Half of the public believe that in ten years’ time they will have to pay towards some NHS services they need as a patient, according to new research published by the British Medical Association (BMA). The BMA commissioned researchers, Hamilton Lock, to conduct a survey of over 1,000 members of the public about the effectiveness of changes to the NHS over the past decade and to seek their views on commercial companies providing healthcare to NHS patients, as well as future funding of the NHS.
Just over half (51%) of respondents opposed the Government’s policy encouraging commercial companies to provide NHS healthcare to patients. Almost two in three (58%) disagree with commercial companies making a profit (for shareholders) from providing NHS care.

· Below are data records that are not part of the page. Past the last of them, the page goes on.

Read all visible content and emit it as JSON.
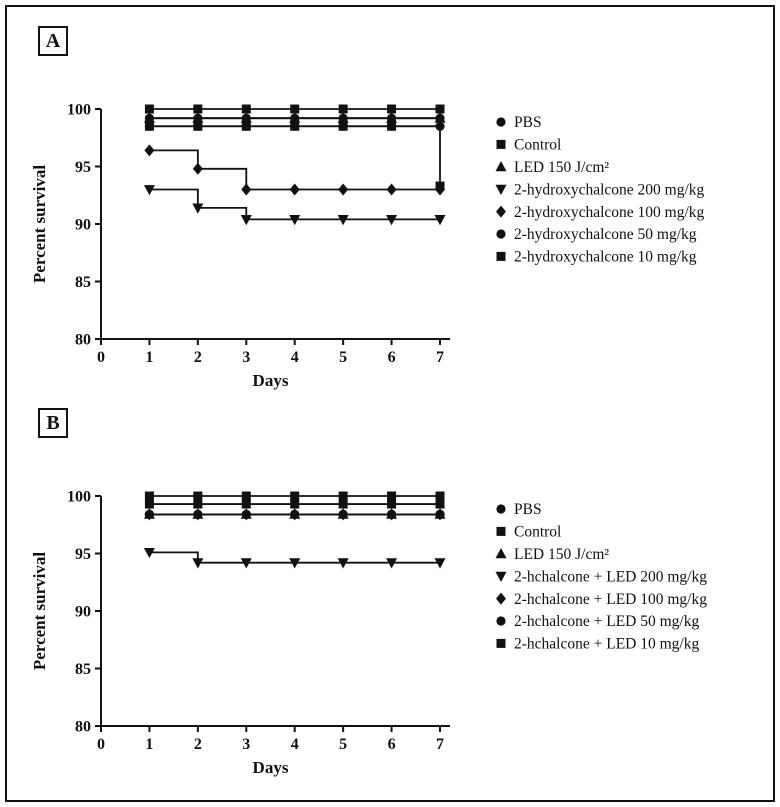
{
  "figure": {
    "border_color": "#111111",
    "background": "#ffffff"
  },
  "chart_data": [
    {
      "type": "line",
      "panel_label": "A",
      "title": "",
      "xlabel": "Days",
      "ylabel": "Percent survival",
      "xlim": [
        0,
        7.2
      ],
      "ylim": [
        80,
        100
      ],
      "xticks": [
        0,
        1,
        2,
        3,
        4,
        5,
        6,
        7
      ],
      "yticks": [
        80,
        85,
        90,
        95,
        100
      ],
      "grid": false,
      "legend_position": "right",
      "line_color": "#111111",
      "line_style": "step-after",
      "x": [
        1,
        2,
        3,
        4,
        5,
        6,
        7
      ],
      "series": [
        {
          "name": "PBS",
          "marker": "circle",
          "values": [
            99.2,
            99.2,
            99.2,
            99.2,
            99.2,
            99.2,
            99.2
          ]
        },
        {
          "name": "Control",
          "marker": "square",
          "values": [
            100,
            100,
            100,
            100,
            100,
            100,
            100
          ]
        },
        {
          "name": "LED 150 J/cm²",
          "marker": "triangle-up",
          "values": [
            99.2,
            99.2,
            99.2,
            99.2,
            99.2,
            99.2,
            99.2
          ]
        },
        {
          "name": "2-hydroxychalcone 200 mg/kg",
          "marker": "triangle-down",
          "values": [
            93,
            91.4,
            90.4,
            90.4,
            90.4,
            90.4,
            90.4
          ]
        },
        {
          "name": "2-hydroxychalcone 100 mg/kg",
          "marker": "diamond",
          "values": [
            96.4,
            94.8,
            93,
            93,
            93,
            93,
            93
          ]
        },
        {
          "name": "2-hydroxychalcone 50 mg/kg",
          "marker": "circle",
          "values": [
            98.5,
            98.5,
            98.5,
            98.5,
            98.5,
            98.5,
            98.5
          ]
        },
        {
          "name": "2-hydroxychalcone 10 mg/kg",
          "marker": "square",
          "values": [
            98.5,
            98.5,
            98.5,
            98.5,
            98.5,
            98.5,
            93.3
          ]
        }
      ]
    },
    {
      "type": "line",
      "panel_label": "B",
      "title": "",
      "xlabel": "Days",
      "ylabel": "Percent survival",
      "xlim": [
        0,
        7.2
      ],
      "ylim": [
        80,
        100
      ],
      "xticks": [
        0,
        1,
        2,
        3,
        4,
        5,
        6,
        7
      ],
      "yticks": [
        80,
        85,
        90,
        95,
        100
      ],
      "grid": false,
      "legend_position": "right",
      "line_color": "#111111",
      "line_style": "step-after",
      "x": [
        1,
        2,
        3,
        4,
        5,
        6,
        7
      ],
      "series": [
        {
          "name": "PBS",
          "marker": "circle",
          "values": [
            98.4,
            98.4,
            98.4,
            98.4,
            98.4,
            98.4,
            98.4
          ]
        },
        {
          "name": "Control",
          "marker": "square",
          "values": [
            100,
            100,
            100,
            100,
            100,
            100,
            100
          ]
        },
        {
          "name": "LED 150 J/cm²",
          "marker": "triangle-up",
          "values": [
            98.4,
            98.4,
            98.4,
            98.4,
            98.4,
            98.4,
            98.4
          ]
        },
        {
          "name": "2-hchalcone + LED 200 mg/kg",
          "marker": "triangle-down",
          "values": [
            95.1,
            94.2,
            94.2,
            94.2,
            94.2,
            94.2,
            94.2
          ]
        },
        {
          "name": "2-hchalcone + LED  100 mg/kg",
          "marker": "diamond",
          "values": [
            98.4,
            98.4,
            98.4,
            98.4,
            98.4,
            98.4,
            98.4
          ]
        },
        {
          "name": "2-hchalcone + LED 50 mg/kg",
          "marker": "circle",
          "values": [
            98.4,
            98.4,
            98.4,
            98.4,
            98.4,
            98.4,
            98.4
          ]
        },
        {
          "name": "2-hchalcone + LED 10 mg/kg",
          "marker": "square",
          "values": [
            99.3,
            99.3,
            99.3,
            99.3,
            99.3,
            99.3,
            99.3
          ]
        }
      ]
    }
  ]
}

Dr Hamish Meldrum, chairman of the BMA Council, commented: “Although the public strongly supports the principles of the NHS and wishes to preserve it as a tax-funded system, they are clearly worried about the future funding of the health service and the Government’s direction of travel on health policy. It is possible that the English Government’s increasing use of the commercial sector in providing NHS services is fuelling patients’ concerns that the NHS will begin to charge for some care in the future.”
In his keynote speech opening the BMA’s annual conference in Edinburgh, he called for “an NHS untarnished by a market economy, true to its beginnings,” and “not a service run like a shoddy supermarket war.”